The theatre, of course, is a commanding presence in Joseph O’Connor’s fiction: Shadowplay is a worthy companion to Ghost Light (2010), with its narratives of love and passion and the allure of the stage. But the theatre is also a fitting backdrop to the central theme of this new book, which is our fitful command and grasp of our own identities, amid the eddies and strains of the world. Shadowplay offers much in the way of notes on camp: personalities are donned and shed and donned again as costumes are in the theatre: and it is implied that, as the narrative itself is constructed from shreds, so too, perhaps, are our very selves – and we must embrace our fragmentary, fissured forms, for fear of the damage that may result if we fail to do so.

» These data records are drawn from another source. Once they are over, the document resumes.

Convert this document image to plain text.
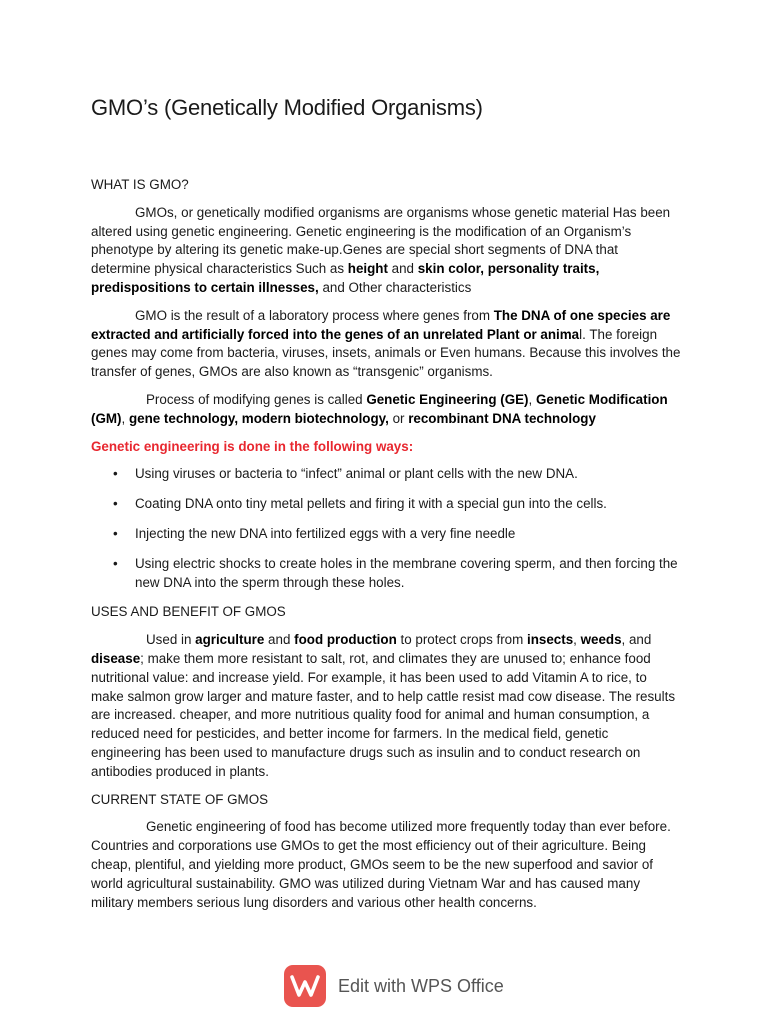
GMO’s (Genetically Modified Organisms)
WHAT IS GMO?

GMOs, or genetically modified organisms are organisms whose genetic material Has been altered using genetic engineering. Genetic engineering is the modification of an Organism’s phenotype by altering its genetic make-up.Genes are special short segments of DNA that determine physical characteristics Such as height and skin color, personality traits, predispositions to certain illnesses, and Other characteristics

GMO is the result of a laboratory process where genes from The DNA of one species are extracted and artificially forced into the genes of an unrelated Plant or animal. The foreign genes may come from bacteria, viruses, insets, animals or Even humans. Because this involves the transfer of genes, GMOs are also known as “transgenic” organisms.

Process of modifying genes is called Genetic Engineering (GE), Genetic Modification (GM), gene technology, modern biotechnology, or recombinant DNA technology

Genetic engineering is done in the following ways:

• Using viruses or bacteria to “infect” animal or plant cells with the new DNA.
• Coating DNA onto tiny metal pellets and firing it with a special gun into the cells.
• Injecting the new DNA into fertilized eggs with a very fine needle
• Using electric shocks to create holes in the membrane covering sperm, and then forcing the new DNA into the sperm through these holes.
USES AND BENEFIT OF GMOS

Used in agriculture and food production to protect crops from insects, weeds, and disease; make them more resistant to salt, rot, and climates they are unused to; enhance food nutritional value: and increase yield. For example, it has been used to add Vitamin A to rice, to make salmon grow larger and mature faster, and to help cattle resist mad cow disease. The results are increased. cheaper, and more nutritious quality food for animal and human consumption, a reduced need for pesticides, and better income for farmers. In the medical field, genetic engineering has been used to manufacture drugs such as insulin and to conduct research on antibodies produced in plants.

CURRENT STATE OF GMOS

Genetic engineering of food has become utilized more frequently today than ever before. Countries and corporations use GMOs to get the most efficiency out of their agriculture. Being cheap, plentiful, and yielding more product, GMOs seem to be the new superfood and savior of world agricultural sustainability. GMO was utilized during Vietnam War and has caused many military members serious lung disorders and various other health concerns.

Edit with WPS Office
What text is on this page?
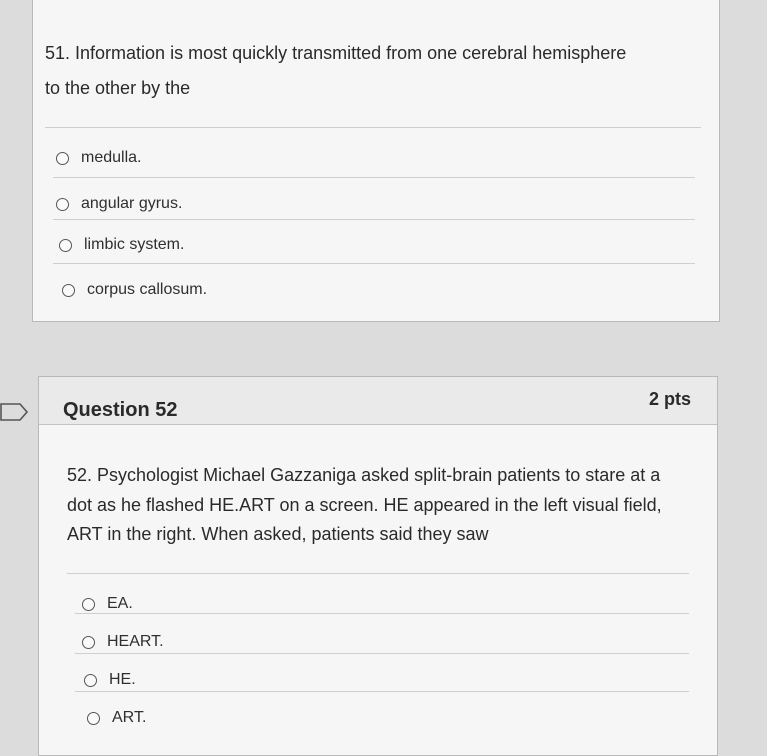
51. Information is most quickly transmitted from one cerebral hemisphere
to the other by the
medulla.
angular gyrus.
limbic system.
corpus callosum.
Question 52	2 pts
52. Psychologist Michael Gazzaniga asked split-brain patients to stare at a
dot as he flashed HE.ART on a screen. HE appeared in the left visual field,
ART in the right. When asked, patients said they saw
EA.
HEART.
HE.
ART.
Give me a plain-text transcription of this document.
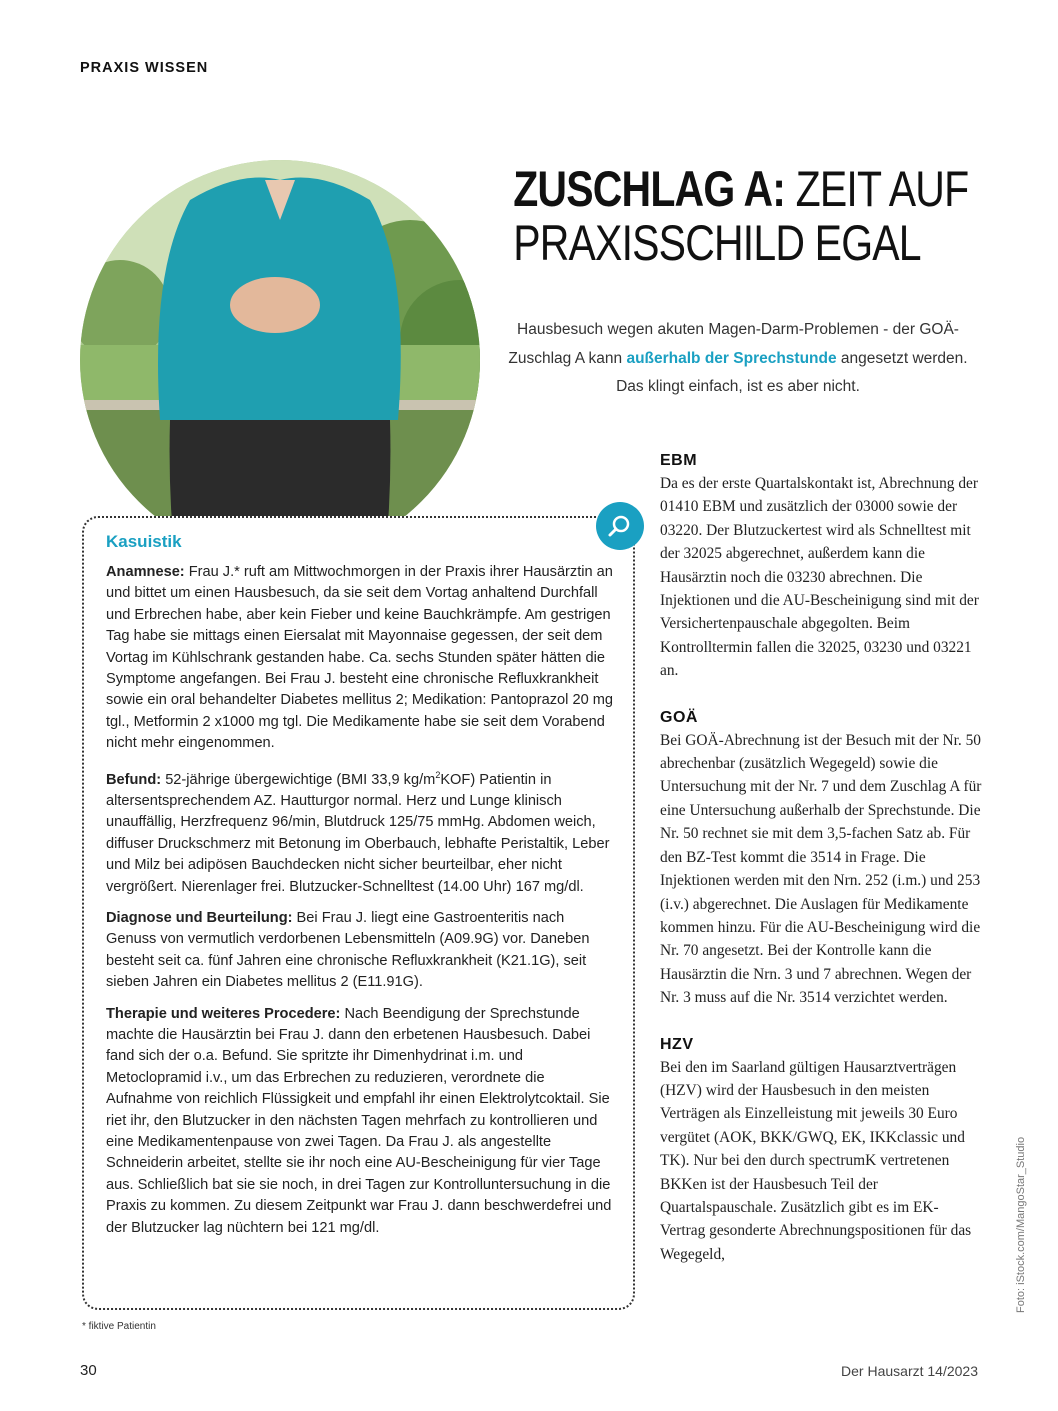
PRAXIS WISSEN
ZUSCHLAG A: ZEIT AUF
PRAXISSCHILD EGAL

Hausbesuch wegen akuten Magen-Darm-Problemen - der GOÄ-Zuschlag A kann außerhalb der Sprechstunde angesetzt werden. Das klingt einfach, ist es aber nicht.

Kasuistik

Anamnese: Frau J.* ruft am Mittwochmorgen in der Praxis ihrer Hausärztin an und bittet um einen Hausbesuch, da sie seit dem Vortag anhaltend Durchfall und Erbrechen habe, aber kein Fieber und keine Bauchkrämpfe. Am gestrigen Tag habe sie mittags einen Eiersalat mit Mayonnaise gegessen, der seit dem Vortag im Kühlschrank gestanden habe. Ca. sechs Stunden später hätten die Symptome angefangen. Bei Frau J. besteht eine chronische Refluxkrankheit sowie ein oral behandelter Diabetes mellitus 2; Medikation: Pantoprazol 20 mg tgl., Metformin 2 x1000 mg tgl. Die Medikamente habe sie seit dem Vorabend nicht mehr eingenommen.

Befund: 52-jährige übergewichtige (BMI 33,9 $kg/m^2KOF$) Patientin in altersentsprechendem AZ. Hautturgor normal. Herz und Lunge klinisch unauffällig, Herzfrequenz 96/min, Blutdruck 125/75 mmHg. Abdomen weich, diffuser Druckschmerz mit Betonung im Oberbauch, lebhafte Peristaltik, Leber und Milz bei adipösen Bauchdecken nicht sicher beurteilbar, eher nicht vergrößert. Nierenlager frei. Blutzucker-Schnelltest (14.00 Uhr) 167 mg/dl.

Diagnose und Beurteilung: Bei Frau J. liegt eine Gastroenteritis nach Genuss von vermutlich verdorbenen Lebensmitteln (A09.9G) vor. Daneben besteht seit ca. fünf Jahren eine chronische Refluxkrankheit (K21.1G), seit sieben Jahren ein Diabetes mellitus 2 (E11.91G).

Therapie und weiteres Procedere: Nach Beendigung der Sprechstunde machte die Hausärztin bei Frau J. dann den erbetenen Hausbesuch. Dabei fand sich der o.a. Befund. Sie spritzte ihr Dimenhydrinat i.m. und Metoclopramid i.v., um das Erbrechen zu reduzieren, verordnete die Aufnahme von reichlich Flüssigkeit und empfahl ihr einen Elektrolytcoktail. Sie riet ihr, den Blutzucker in den nächsten Tagen mehrfach zu kontrollieren und eine Medikamentenpause von zwei Tagen. Da Frau J. als angestellte Schneiderin arbeitet, stellte sie ihr noch eine AU-Bescheinigung für vier Tage aus. Schließlich bat sie sie noch, in drei Tagen zur Kontrolluntersuchung in die Praxis zu kommen. Zu diesem Zeitpunkt war Frau J. dann beschwerdefrei und der Blutzucker lag nüchtern bei 121 mg/dl.

* fiktive Patientin
EBM

Da es der erste Quartalskontakt ist, Abrechnung der 01410 EBM und zusätzlich der 03000 sowie der 03220. Der Blutzuckertest wird als Schnelltest mit der 32025 abgerechnet, außerdem kann die Hausärztin noch die 03230 abrechnen. Die Injektionen und die AU-Bescheinigung sind mit der Versichertenpauschale abgegolten. Beim Kontrolltermin fallen die 32025, 03230 und 03221 an.

GOÄ

Bei GOÄ-Abrechnung ist der Besuch mit der Nr. 50 abrechenbar (zusätzlich Wegegeld) sowie die Untersuchung mit der Nr. 7 und dem Zuschlag A für eine Untersuchung außerhalb der Sprechstunde. Die Nr. 50 rechnet sie mit dem 3,5-fachen Satz ab. Für den BZ-Test kommt die 3514 in Frage. Die Injektionen werden mit den Nrn. 252 (i.m.) und 253 (i.v.) abgerechnet. Die Auslagen für Medikamente kommen hinzu. Für die AU-Bescheinigung wird die Nr. 70 angesetzt. Bei der Kontrolle kann die Hausärztin die Nrn. 3 und 7 abrechnen. Wegen der Nr. 3 muss auf die Nr. 3514 verzichtet werden.

HZV

Bei den im Saarland gültigen Hausarztverträgen (HZV) wird der Hausbesuch in den meisten Verträgen als Einzelleistung mit jeweils 30 Euro vergütet (AOK, BKK/GWQ, EK, IKKclassic und TK). Nur bei den durch spectrumK vertretenen BKKen ist der Hausbesuch Teil der Quartalspauschale. Zusätzlich gibt es im EK-Vertrag gesonderte Abrechnungspositionen für das Wegegeld,	Foto: iStock.com/MangoStar_Studio
30	Der Hausarzt 14/2023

Stoker himself is something of a lesson in this regard, for he provides us with a glimpse of a madman in the attic: he writes his tales in cramped spaces under the theatre eaves; and the dark rooms of his mind are closed, inhabited by elements of his self which he has rejected, and which are forever to be fended off with, we sense, increasing exhaustion and at considerable psychological cost. Early in the novel, we glimpse him standing at his window in Dublin, peering out anxiously at the figure of an acquaintance standing on the doorstep: the young Oscar Wilde is flamboyant and at ease and he wishes to whisk Stoker away on a healthy, liberating seaside constitutional – but Stoker is having none of it: it would never do to be seen in the company of such a one, not in gossiping Dublin; and indeed, his homoerotic urges are to be sublimated and held at bay for the remainder of his life. That a famous novel in due course emerged from this warren of locked doors and barred windows, is all well and good – but the cost exacted was, we sense, excessive.
This is a marvellous novel: at once freewheeling, exultant, fully inhabiting the momentary, transitory nature of its world; and intensely aware of the limitations – too frequently self-imposed – of our painfully fleeting lives.
1/1/2020
Neil Hegarty’s latest novel is The Jewel (Head of Zeus).